Health workers, some of whom traveled by boat to reach children in remote areas of Mongolia and Papua New Guinea, inoculated hundreds of millions of children in fifty immunization campaigns from 1992 to 2000, WHO said.

The Western Pacific region is home to some 1.6 billion people, or about one-third of the world’s population. It is the second territory to be declared polio-free, following North and South America in 1994.

Health workers will concentrate their efforts on the remaining infected areas, which include India, sub-Saharan Africa and Turkey.

The U.S. and Japanese governments and international organizations such as Rotary International provided most of the US$73.7 million to eradicate the virus in the Western Pacific.

The funds were used to buy laboratory equipment, train health care workers and pay for the vaccines, which cost dlrs 0.09 each.

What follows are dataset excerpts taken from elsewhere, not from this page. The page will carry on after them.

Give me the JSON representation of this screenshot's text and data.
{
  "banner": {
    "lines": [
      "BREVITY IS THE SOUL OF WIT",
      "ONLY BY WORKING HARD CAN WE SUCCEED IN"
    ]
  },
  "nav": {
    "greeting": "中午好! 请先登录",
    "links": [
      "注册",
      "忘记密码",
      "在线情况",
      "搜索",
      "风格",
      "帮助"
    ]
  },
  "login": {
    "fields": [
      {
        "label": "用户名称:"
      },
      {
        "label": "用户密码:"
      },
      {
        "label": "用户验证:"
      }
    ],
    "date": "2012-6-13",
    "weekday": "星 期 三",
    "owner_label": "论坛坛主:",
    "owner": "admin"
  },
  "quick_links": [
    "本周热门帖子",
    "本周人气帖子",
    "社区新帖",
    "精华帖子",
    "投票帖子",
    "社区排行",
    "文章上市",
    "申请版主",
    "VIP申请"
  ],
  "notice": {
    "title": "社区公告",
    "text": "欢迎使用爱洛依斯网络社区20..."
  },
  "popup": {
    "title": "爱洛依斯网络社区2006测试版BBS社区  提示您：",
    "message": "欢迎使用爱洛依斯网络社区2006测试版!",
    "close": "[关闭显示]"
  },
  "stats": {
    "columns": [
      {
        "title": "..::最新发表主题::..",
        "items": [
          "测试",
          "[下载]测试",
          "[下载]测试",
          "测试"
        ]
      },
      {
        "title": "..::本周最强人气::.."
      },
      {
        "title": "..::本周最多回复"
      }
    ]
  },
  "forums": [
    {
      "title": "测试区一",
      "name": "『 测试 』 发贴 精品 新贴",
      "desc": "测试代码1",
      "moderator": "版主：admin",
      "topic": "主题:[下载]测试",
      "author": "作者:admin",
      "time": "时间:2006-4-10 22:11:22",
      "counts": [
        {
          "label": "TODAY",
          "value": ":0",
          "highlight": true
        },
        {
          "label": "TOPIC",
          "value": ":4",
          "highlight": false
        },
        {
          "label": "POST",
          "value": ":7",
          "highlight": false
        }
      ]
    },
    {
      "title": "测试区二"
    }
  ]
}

As a result, no new cases of indigenous polio have been reported for the past three years in the Western Pacific region, the criteria required for declaring an area free from the virus.

The last case of polio in the region occurred in March 1997, when a 15-month-old Cambodian girl was diagnosed with the disease.

The polio virus enters the body through the mouth and afflicts the nervous system, causing muscle paralysis, usually in the legs.

An estimated 60,000 new polio cases occurred every year in the Western Pacific region until 1990, WHO said.

In the United States, the disease afflicted about 50,000 children annually at its peak in the ‘50s.